Fourth & Fifth Grade: February 1 - 5

Our “hybrid” classes worked quite well this week, thanks to the efforts of the admin team, Ki Molly, and Ki Kate.  I will say, however, that it was SO good to be back in the forest on Thursday and Friday.  

Some of you have not yet signed up for Parent Conferences next week.  Please do that as soon as you can.  I provided two slots for each conference so that each parent who will be attending can sign up.  The 1:00 time could be on campus if you’d prefer it, so if you signed up for one of those slots let me know and I’ll stay at school for the conference.

The approach I took with North America had a nice rhythm to it. Thanks to a wonderful book I found in our library, Turtle Island, and some additional research I did on my own, I was able to guide the students across the continent and show them where the very first humans settled.  We time travelled back from 13,000 to 2,000 years and visited the Haida Gwaii canoe builders, the Prairie buffalo hunters, the Pecos cliff dwellers, the Great Lakes people, the more advanced Mayan people, and the Mississippians, who were known for their mounds and towns.  The students had the opportunity to draw pictographs on rocks, much like the Pecos people did, and they all tasted pemmican, which almost everyone liked.  The response of the one who didn’t like it was, “My taste buds are ruined forever!”  

They have drawn some beautiful maps in their main lesson books.  Drawing multiple maps of the continent to apply biomes, topography and water systems, and where the first humans settled gave each of them confidence in their drawing/mapping abilities.

We have resumed “journaling” this semester, but are calling it Reflections.  They have a section in their Bullet Journals for their reflections.  Sometimes they choose to share what they have written.  I got permission to share from the two students who wrote the following.  The prompt  was:  Choose one of the groups of early settlers and pretend to be one of the tribe members.  Describe your day.

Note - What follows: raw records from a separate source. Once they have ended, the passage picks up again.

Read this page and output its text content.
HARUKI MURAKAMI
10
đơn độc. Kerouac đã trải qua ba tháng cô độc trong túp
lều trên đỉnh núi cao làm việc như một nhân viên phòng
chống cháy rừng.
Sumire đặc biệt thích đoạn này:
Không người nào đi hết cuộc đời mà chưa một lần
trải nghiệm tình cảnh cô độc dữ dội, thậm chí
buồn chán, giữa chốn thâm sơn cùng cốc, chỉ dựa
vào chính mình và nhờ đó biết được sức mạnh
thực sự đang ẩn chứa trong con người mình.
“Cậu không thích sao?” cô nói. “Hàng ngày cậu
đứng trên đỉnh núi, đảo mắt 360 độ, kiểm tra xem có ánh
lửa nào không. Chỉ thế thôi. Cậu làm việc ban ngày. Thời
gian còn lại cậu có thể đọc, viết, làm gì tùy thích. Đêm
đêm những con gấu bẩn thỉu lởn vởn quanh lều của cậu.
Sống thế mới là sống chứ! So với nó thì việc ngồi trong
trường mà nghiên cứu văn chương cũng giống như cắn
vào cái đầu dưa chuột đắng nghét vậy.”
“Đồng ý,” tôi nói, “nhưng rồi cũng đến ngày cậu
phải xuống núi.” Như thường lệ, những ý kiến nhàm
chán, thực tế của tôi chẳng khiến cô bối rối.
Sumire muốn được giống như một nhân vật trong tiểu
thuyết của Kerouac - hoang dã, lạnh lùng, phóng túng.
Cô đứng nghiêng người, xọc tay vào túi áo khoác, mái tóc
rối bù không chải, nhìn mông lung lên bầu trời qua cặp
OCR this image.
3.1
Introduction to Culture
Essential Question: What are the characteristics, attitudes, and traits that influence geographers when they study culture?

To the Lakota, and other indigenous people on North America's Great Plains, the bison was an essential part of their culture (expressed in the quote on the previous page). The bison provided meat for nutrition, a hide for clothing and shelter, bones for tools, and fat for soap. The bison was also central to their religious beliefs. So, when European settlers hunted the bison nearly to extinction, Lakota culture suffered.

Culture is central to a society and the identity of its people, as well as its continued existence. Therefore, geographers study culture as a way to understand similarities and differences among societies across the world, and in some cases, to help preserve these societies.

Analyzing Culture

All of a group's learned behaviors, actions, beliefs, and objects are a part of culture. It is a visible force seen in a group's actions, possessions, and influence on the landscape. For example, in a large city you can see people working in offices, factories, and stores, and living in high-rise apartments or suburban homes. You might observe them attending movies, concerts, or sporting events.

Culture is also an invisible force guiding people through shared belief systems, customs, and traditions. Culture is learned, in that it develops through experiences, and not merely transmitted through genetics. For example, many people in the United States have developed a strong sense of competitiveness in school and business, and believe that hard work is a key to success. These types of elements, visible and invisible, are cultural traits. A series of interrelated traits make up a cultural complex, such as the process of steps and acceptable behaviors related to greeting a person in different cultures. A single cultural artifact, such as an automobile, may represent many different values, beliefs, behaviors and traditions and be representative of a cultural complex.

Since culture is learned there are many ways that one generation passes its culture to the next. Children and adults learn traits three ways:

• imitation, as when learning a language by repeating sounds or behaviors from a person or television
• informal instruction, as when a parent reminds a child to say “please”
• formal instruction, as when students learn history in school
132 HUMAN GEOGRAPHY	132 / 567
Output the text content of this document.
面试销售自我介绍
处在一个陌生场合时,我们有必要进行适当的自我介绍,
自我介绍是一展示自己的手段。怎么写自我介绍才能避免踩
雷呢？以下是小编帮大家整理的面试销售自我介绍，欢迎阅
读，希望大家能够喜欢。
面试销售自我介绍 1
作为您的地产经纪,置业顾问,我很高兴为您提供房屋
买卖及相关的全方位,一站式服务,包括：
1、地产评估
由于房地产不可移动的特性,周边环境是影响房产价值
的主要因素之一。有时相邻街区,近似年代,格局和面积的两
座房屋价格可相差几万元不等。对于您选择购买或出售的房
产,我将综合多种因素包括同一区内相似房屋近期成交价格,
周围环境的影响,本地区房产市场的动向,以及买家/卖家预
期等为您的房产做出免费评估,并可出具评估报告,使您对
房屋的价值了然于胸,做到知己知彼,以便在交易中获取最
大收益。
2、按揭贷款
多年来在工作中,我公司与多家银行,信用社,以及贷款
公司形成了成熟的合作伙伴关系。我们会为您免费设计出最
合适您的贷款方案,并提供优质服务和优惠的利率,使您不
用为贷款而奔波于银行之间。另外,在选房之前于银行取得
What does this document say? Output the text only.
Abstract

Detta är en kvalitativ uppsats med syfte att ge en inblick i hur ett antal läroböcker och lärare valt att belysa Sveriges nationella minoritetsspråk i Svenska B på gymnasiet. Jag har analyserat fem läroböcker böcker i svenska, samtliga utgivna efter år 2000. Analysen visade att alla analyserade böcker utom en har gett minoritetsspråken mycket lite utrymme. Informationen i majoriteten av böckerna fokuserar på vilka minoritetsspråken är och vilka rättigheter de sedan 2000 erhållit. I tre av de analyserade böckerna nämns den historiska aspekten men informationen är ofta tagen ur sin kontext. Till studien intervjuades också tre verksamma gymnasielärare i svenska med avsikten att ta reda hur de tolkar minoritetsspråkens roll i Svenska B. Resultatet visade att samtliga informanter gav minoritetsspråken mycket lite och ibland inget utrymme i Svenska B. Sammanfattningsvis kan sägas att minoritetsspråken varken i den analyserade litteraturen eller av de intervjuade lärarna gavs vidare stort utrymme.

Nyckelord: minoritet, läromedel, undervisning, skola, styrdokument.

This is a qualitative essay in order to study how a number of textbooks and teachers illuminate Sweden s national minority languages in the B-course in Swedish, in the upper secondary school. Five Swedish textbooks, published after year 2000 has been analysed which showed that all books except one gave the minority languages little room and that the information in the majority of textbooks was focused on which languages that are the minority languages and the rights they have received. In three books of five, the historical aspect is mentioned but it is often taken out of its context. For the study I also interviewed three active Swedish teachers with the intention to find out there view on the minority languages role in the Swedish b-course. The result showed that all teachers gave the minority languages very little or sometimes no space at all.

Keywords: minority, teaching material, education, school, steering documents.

“I wake up.  The fire has gone out.  I am hungry.  I eat some meat and I go outside to catch new food.  I go with a hunting group.  We chase some buffalo to a cliff.  As we chase we throw rocks and they fall off the cliff.  Others [at the bottom of the cliff get them ready to eat.]

It is warm but breezy.  I start the fire.  [We sit around the fire and eat and tell stories.]”  (Some of the story got cut off when I took a picture of it.  Thus the brackets.  I remembered what they had read aloud.)

“It was early in the morning.  I had just waked up.  I had many chores to do, but that didn’t matter.  The first thing I did was to help mama.  It was Spring….. I love Spring more than anything.  I [planted] beans and corn and helped mama plant and sow seeds.  Now the day was over but I was ready for the next one.”

The rest of the class guessed where these two young ones were from, based on their activities.  I thought to myself as I heard them reading, “This is so much better than giving them a multiple choice test to see if they were absorbing what I said.”  

Because of the increasing content of the lessons, the students are beginning to take a few notes, which means I have had to show them the art of note taking - I didn’t mention doodling, which I do a lot of.  They are listening, they are absorbing, and they are holding these ideas in their hearts.  

None of them were pleased to hear the story of herding buffalo, so we talked briefly about their necessity to do this, and also the necessity to clear cut thousands of acres of land in the Mississippian forest in order to feed “the three sisters” to all of their people.  I emphasized that we now know the consequences of such actions, and we can try to protect the earth from this continuing to happen.

The predicted weather patterns for next week indicate that we can be on campus all week.  I will let you know if that changes.

Have a wonderful week.  I look forward to seeing you, either live or on the screen, Wednesday, Thursday or Friday.